Recently I have encountered two instances that were very similar. One is a young man I love as my own brother, and the other was a young lady I met through a turn of events. The fundamental things these two individuals have in common are they are young, both were raised in church, and both divorced. The circumstances at to why they divorced are different, but the end result – divorce – was the same. There was something else that they shared; they were cut off by their Christian friends. The Christian divorces their spouse and the Christian friends of the now divorced Christian divorced them. This is the great divorce!
Now I hate divorce, and I believe God hates it. I do not believe there is ever a good reason for divorce. I realize Matthew 19 says that if one divorces their spouse due to unrepentant infidelities then they are not guilty of adultery. Although this is not a discourse on that passage (maybe another day), I do believe this passage teaches divorce, although permissible in some instances, is never acceptable. Jesus said that from the beginning divorce was not to be. I want to make it clear that I am not advocating, or in anyway way trying to lighten the offense. Yet the way these two individuals were treated by their Christian friends was not Christ-like in the least. Just as the individuals divorced their spouses because they didn’t know how to reconcile whatever situation they found themselves in, so the Christian friends didn’t know how to reconcile the situation so they just put away their friends.
Paul said it best: “Brethren, even if anyone is caught in any trespass, you who are spiritual, restore such a one in a spirit of gentleness; each one looking to yourself, so that you too will not be tempted. Bear one another’s burdens, and thereby fulfill the law of Christ.” (Galatians 6:1-2) All too often we hear of a brother/sister in a fault and come to them more in the attitude of Jobs friends than the attitude of Jesus Christ. We reprimand them, and if they do not immediately respond as we would wish, we cut them off.
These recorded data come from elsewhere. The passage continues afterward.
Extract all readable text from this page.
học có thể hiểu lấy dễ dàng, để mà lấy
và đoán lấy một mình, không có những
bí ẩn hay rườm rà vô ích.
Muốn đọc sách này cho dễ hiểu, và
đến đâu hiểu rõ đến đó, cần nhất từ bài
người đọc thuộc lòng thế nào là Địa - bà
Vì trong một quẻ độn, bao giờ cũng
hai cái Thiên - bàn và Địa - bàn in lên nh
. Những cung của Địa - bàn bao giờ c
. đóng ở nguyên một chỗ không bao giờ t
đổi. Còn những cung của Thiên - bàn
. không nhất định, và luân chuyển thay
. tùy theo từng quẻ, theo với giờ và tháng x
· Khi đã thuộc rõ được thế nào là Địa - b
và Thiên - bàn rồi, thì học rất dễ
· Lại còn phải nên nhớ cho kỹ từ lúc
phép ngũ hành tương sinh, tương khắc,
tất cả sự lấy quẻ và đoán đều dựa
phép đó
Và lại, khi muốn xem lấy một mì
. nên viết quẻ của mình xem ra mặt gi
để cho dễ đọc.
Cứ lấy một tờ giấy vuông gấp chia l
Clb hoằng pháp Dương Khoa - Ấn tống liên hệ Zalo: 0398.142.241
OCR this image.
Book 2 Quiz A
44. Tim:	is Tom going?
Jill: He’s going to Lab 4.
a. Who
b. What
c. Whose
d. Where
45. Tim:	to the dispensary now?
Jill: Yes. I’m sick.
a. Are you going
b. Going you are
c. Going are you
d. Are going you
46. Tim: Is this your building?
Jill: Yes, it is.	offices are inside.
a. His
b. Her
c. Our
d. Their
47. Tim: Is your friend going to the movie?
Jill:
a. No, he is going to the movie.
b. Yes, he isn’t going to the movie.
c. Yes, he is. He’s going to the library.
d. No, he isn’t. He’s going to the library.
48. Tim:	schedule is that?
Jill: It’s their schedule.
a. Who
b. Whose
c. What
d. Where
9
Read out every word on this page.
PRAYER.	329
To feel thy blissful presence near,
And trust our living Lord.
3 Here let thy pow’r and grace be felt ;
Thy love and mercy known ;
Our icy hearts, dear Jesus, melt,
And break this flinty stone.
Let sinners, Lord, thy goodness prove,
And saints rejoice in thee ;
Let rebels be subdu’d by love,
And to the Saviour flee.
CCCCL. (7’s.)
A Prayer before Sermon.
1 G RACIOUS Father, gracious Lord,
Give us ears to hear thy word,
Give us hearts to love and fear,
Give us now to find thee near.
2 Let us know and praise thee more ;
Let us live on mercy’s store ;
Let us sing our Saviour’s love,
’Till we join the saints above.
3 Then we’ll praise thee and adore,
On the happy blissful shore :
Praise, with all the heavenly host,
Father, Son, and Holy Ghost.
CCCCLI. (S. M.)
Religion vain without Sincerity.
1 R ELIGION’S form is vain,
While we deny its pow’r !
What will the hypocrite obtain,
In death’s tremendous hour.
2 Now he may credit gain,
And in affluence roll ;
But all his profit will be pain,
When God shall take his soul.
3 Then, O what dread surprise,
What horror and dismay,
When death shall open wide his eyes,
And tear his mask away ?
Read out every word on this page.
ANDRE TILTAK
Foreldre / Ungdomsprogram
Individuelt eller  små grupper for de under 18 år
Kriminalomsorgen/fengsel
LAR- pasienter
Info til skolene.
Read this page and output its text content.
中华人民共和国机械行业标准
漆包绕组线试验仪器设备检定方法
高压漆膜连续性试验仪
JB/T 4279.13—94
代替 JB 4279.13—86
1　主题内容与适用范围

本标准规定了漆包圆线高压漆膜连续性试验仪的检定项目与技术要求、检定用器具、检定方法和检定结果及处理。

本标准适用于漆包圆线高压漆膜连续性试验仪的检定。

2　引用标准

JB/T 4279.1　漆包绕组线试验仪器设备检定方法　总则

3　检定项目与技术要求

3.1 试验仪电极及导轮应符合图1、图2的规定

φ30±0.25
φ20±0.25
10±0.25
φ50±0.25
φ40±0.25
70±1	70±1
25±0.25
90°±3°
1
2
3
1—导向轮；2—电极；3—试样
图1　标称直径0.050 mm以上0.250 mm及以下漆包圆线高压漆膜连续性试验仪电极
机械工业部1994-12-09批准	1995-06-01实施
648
Yet Paul’s words actually indicate that the restoration process takes time as he says we are to gently restore them. One doesn’t restore an American muscle car in 5 minutes, nor should one expect a 3-5 minute confrontation bring about full repentance. Divorce is complex, and when it takes place it puts every area of the life of those going through it in the shredder. It will take some time in restoring the fallen brother/sister. We will have to pour our life into them, spending time with them, loving them, and gently providing rebuke and encouragement when needed. But most Christians don’t want the hassle, or they are too frightened to deal with it. Most don’t know how to deal with it, for they are afraid that by showing too much compassion they are condoning the sin. Something Paul says helps bring it in perspective for me, “each one looking to yourself, so that you too will not be tempted”. In dealing with my fallen brother/sister I am to remember that I am just as susceptible to their sin as they are. And I know that if I had fallen as they did I would want – I would NEED – my Christian friends to gently lift me up. I would love for them to get up under my burdens with me, and help me through it all. But most Christians stand off on the sidelines and tell their fallen siblings what it is they should be doing, and all they’ve done wrong. In so doing, these sideline screamers are actually in disobedience to Jesus Christ.
I’m guilty of cutting of fallen brothers in the past, so I don’t claim perfection. But I have made observations about my own heart when I have done this and here are some things I have seen in myself.
– I thought I was better than the one who sinned and cut them off.
– I didn’t know how to deal with their sin, as it scared me and I excommunicated them
– I wanted to send a clear picture that I hated the sin, so I cut them off.
– I tried to “lovingly” go to them (albeit no real affection was there, rather pride masked in love) and since they didn’t immediately repent I cut them off.
In every instance it was my heart that was wrong as well as a faulty understanding of Christ’s work and plan in the world. At times, I failed to see me as I really am, weak. I failed to look on my brother with love and compassion. I failed to see that just as Christ gave His life for my restoration, so I am called to give mine (as part of Christ’s body) to take part in that restoring work in the lives of others – this was an opportunity to imitate my LORD! Jesus is a friend of sinners. Jesus came to Peter after being denied by him three times and compassionately looked him in the face, over a meal no less, and began His work of restoration. There was no “how could you have done this?” or “do you realize how much material you have given the non-Christian to mock Me now, Peter?!” He simply asked, “Do you love Me, Peter? Feed my sheep.” He put him right back into employment. He took that back stabbing apostle and made him a pastor! Its odd how one of the things we Christians struggle with the most is forgiveness, isn’t it?
As I’ve witnessed both of the individuals share how the “great divorce” has taken place, and saw how the hurt of their first divorce of their spouse was compounded by the second divorce of their friends, and I’ve set out to show my fallen brothers/sisters the love of their Redeemer. By God’s grace, I will attempt to gently restore the fallen, taking heed that I too may fall, and thus fulfill the law of my Savior.
May we seek to avoid the great divorce.